Tomar este camino requiere una voluntad política férrea y un acompañamiento internacional constante. También la oposición, movilizada y activa en las calles, tiene un rol estelar. Exige, además, reconstruir las fuerzas de seguridad bajo principios democráticos, algo bastante complejo desde la cosmovisión chavista, pero no imposible. Un pulpo sin algunos tentáculos, sin sus cárceles secretas, sin su red de espías, sin sus colectivos armados, perdería capacidad de coacción, abriendo espacio a una apertura democrática.

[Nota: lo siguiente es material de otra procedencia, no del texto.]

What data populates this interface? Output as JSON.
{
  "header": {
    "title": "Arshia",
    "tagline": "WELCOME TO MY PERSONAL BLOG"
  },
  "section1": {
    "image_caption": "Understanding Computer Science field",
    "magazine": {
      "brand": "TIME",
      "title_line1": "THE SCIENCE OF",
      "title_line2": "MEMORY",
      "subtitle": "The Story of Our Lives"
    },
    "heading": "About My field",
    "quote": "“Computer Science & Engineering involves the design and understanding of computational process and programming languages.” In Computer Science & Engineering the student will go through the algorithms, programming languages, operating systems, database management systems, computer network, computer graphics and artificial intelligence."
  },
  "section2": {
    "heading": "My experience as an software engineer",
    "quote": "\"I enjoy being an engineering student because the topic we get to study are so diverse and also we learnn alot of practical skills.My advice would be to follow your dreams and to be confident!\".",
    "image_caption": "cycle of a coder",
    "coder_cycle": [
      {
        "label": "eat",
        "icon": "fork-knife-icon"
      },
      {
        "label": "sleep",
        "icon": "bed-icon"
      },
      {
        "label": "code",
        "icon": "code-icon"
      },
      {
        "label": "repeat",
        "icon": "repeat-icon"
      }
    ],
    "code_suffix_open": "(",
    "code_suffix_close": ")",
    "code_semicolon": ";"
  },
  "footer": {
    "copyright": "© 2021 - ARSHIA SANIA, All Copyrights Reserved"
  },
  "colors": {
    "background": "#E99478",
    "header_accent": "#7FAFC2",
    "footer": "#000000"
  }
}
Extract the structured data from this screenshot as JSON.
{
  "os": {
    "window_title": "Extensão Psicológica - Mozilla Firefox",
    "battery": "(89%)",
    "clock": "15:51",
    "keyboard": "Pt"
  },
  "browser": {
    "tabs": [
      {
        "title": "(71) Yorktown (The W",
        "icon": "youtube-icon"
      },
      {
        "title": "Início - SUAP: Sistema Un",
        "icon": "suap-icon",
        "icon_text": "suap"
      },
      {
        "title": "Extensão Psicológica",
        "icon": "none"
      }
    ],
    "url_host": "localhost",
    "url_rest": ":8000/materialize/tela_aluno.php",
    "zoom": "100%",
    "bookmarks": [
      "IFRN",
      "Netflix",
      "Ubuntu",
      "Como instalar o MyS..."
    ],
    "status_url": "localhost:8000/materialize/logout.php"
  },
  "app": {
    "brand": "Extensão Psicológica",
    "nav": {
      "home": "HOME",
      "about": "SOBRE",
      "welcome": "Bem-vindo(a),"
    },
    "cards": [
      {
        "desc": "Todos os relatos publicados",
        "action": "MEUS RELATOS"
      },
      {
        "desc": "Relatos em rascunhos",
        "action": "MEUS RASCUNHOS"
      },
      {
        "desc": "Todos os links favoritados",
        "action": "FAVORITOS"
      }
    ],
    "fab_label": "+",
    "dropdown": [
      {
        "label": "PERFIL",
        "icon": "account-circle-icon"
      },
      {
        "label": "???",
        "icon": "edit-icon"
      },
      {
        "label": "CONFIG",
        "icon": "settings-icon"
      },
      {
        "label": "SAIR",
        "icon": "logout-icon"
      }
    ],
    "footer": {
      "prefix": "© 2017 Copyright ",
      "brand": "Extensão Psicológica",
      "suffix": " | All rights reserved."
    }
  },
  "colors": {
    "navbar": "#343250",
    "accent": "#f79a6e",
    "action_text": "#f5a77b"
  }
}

Los incentivos para el régimen son nítidos: hacer posible una normalización del Estado de derecho y encaminar la transición tiene como premio la no persecución por la constelación de investigaciones judiciales que pesan sobre los conductores del chavismo y sobre las que gravita la sombra del operativo militar que sacó a Maduro del poder. Otro incentivo es la subsistencia futura del chavismo como proyecto político en un momento de transición política. Como contexto, los aliados internacionales del chavismo han desaparecido como jugadores fuertes de la región, en parte por sus conflictos internos (Rusia e Irán en guerra, Cuba en crisis), y en parte por la avanzada de Estados Unidos en toda Latinoamérica y el Caribe.
El segundo escenario se mantiene probable salvo que Venezuela colapse en su totalidad: la persistencia del aparato represivo chavista bajo nuevas formas o máscaras. Los anuncios de reforma quedarían en gestos simbólicos, podrían excarcelar presos puntuales y centros notorios como El Helicoide, pero manteniendo la maquinaria básica de control. Figuras como Diosdado Cabello siguen moviendo los hilos. La inteligencia estatal podría mutar en estructura más discreta pero igualmente intimidante, con espionaje selectivo y campañas de miedo encubiertas. La historia reciente del chavismo muestra un patrón de puerta giratoria, donde tras liberar a algunos presos, el régimen detiene a nuevos críticos para mantener un saldo de miedo. El discurso de reconciliación de la presidenta encargada sirve de fachada mientras el pulpo se regenera.
¿Ha cambiado entonces el sistema de represión venezolano con Delcy Rodríguez? Sí, hay cambios: el régimen ha derribado símbolos ominosos y ha aliviado algunas cargas con la amnistía. Pero el aparato represivo no ha sido desmontado y sigue funcionando. Mientras tanto, la sociedad y sus espectadores internacionales mantienen la incertidumbre para no dejarse engañar por cambios cosméticos.